Teatro documental, invocaciones del cuerpo como archivo palpitante

Afuera comienza a salir el manto titilante que es la noche, afuera esperamos que las puertas se abran, algunos confiamos en que la oscuridad despierte a los fantasmas de Frexes #132.

Ellas han tomado la casa. Somos más de una veintena y nos invitan a pasar, a acomodarnos como podamos entre los viejos muebles y libros desparramados por el piso. La sala se llena de su voz. Hoy somos los invitados a la casa de las conspiraciones, y sobre sus paredes se proyecta el ayer. Otra vez la casa que la sobrevive y resucita, nos hace cómplice de su existencia.

Fotos: Carlos Rafael

La luz llega apenas para dejarnos ver el rostro de la muchacha-tiempo que habla de su padre, de la ciudad, de la Historia y de una mujer, poeta del amor diario, Lalita Curvelo

María Victoria Guerra transida de las memorias de Holguín y el tiempo de Lalita nos lleva entre sus amigos; el lucero inolvidable que bajo otro nombre fue su cómplice, Oscar; los niños rescatados de la orfandad; las sentencias de muerte que sus manos sostuvieron contra asesinos y torturadores. María Victoria nos guía al pasado y tras ella avanzamos o retrocedemos en la penumbra hacia una habitación que debió ser oficina.

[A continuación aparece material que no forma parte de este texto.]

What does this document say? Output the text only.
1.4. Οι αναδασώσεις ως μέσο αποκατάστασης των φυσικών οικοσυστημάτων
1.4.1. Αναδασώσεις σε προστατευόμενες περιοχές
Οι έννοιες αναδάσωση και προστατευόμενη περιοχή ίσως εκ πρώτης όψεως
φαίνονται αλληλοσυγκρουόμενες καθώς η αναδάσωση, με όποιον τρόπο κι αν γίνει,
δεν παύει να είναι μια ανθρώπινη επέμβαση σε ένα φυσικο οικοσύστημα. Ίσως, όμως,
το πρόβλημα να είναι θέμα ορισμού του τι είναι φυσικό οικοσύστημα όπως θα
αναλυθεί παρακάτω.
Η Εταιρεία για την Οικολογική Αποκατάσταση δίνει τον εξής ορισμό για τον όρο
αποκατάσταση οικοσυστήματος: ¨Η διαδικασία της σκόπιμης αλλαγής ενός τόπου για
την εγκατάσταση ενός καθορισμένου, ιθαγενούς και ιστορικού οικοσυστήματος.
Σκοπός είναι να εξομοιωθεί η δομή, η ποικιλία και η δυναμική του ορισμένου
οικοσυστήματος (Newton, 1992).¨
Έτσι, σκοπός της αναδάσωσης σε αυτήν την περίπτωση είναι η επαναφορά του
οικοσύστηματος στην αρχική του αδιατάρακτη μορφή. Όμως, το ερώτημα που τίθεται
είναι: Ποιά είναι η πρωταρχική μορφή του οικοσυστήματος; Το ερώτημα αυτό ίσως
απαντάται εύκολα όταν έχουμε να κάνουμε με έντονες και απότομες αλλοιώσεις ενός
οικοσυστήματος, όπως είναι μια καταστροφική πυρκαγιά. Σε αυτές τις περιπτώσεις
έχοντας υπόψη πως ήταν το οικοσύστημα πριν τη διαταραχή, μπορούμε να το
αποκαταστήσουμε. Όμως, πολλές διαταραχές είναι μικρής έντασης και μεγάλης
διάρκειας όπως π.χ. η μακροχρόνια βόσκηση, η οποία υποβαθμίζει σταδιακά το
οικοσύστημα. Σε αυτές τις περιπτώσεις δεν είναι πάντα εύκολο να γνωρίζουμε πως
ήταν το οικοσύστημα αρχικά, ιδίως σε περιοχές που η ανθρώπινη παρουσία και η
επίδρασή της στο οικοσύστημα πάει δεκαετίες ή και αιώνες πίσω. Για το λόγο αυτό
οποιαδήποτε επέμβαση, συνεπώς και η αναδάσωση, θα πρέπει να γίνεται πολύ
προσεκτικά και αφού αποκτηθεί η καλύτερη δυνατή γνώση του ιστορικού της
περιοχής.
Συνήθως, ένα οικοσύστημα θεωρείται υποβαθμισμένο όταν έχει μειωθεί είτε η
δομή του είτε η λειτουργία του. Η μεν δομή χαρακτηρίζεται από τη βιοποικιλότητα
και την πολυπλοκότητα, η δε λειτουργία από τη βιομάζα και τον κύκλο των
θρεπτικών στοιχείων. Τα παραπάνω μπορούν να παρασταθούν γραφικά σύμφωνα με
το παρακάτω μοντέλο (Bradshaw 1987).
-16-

Teclea, los pies en el suelo como Hemingway, una muchacha pálida, Nathaly Polo, su voz sale desde un sitio invisible, reparte viejas fotos, mezcla sus vivencias con los versos de la dueña de la vieja casa. Regala poemas sueltos, rosas, nos lleva a la pequeña capilla, donde un Jesús adolorido sube la mirada e invita encender en el piso velas por las almas que han de habitar estos espacios, por Lalita, por nosotros y nuestra fe en la belleza, que supongo es el móvil que nos mantiene absortos mientras, a lo lejos se escucha el mar ausente.

Atravesamos el patio interior, algo bulle en la oscuridad, y cuando la luz nos toca vemos una mesa dispuesta para el convite visual, caracolas, piedras, dibujos de Lalita y una cafetera modernísima en la que está lista la bebida que compartimos, otros prefieren té y por primera vez alcanzo a ver los rostros de quienes han venido esta noche.

Fotos: Carlos Rafael

Los espejos colocados al fondo del comedor reflejan a una esbelta joven, Darlin Morales, ella también ha encontrado una Lalita propia, junto a las otras muchachas ha indagado por dos meses en documentos, objetos, los muros, las leyendas. Darlin ha traído su tiempo hasta este espacio un antiquísimo reloj cucú con que marca su existencia desde el inicio, por eso el aparente anacronismo entre él, la casa, y la modernidad de la cafetera eléctrica no son sino expresión del diálogo entre el legado y el descubrimiento, el pretérito y su interpretación bajo el prisma del hoy, son la danza armónica del pasado y el presente concatenándose.

Seguimos invadiendo el aposento. Sobre las viejas lozas de barro del patio ha reposado toda la memoria de sus días. Hemos sido convocados a caminar hacia la atalaya que fue la biblioteca de la escritora. Entre volúmenes vetustos, suvenires, un teléfono obsoleto, parece que va a llegar Lalita. Ya está, su voz la trae entre el olor de la noche y la mirada taciturna de un gato que sobre una tapia nos observa.

Todo es raro y vibrante. Sumergida en la atmósfera de la década de 1950 es esta una pieza raigal, de la casa para la casa y realizable solo en su interior. Las jóvenes autoras se asumen como peformers que convierten sus cuerpos en archivos palpitantes, documentos vivos.

Fotos: Carlos Rafael

La obra es un claro ejemplo de apropiación de la expresión estética de la realidad. Un texto en el que la subjetividad de las autoras se entronca con la de su objeto de investigación y se expresa luego en este resultado en el que recrean las vivencias de Lalita, su tiempo y espacio, permeados de la circunstancia propia de las dramaturgas.

Sustentada en los paradigmas del teatro documental, Otra vez la casa emplea los resortes emotivos de la poesía mezclados con el realismo propio de este género y aprovecha el espacio, la semipenumbra, la intimidad de las puertas y ventanas cerradas, la casa como un vientre fecundo que gesta la memoria.

Volvemos a la sala, a despedirnos de Eulalia y aplaudimos. Algunos de sus contemporáneos, personas de sus afectos, agradecen el acto casi místico de la resurrección.

Salimos otra vez a la calle Frexes, al 2021, con olor a libro antiguo y una flor en las manos. Aún podemos sentir el incienso en nuestras ropas y ver a Lalita en la ventana, reclinada, diciendo adiós.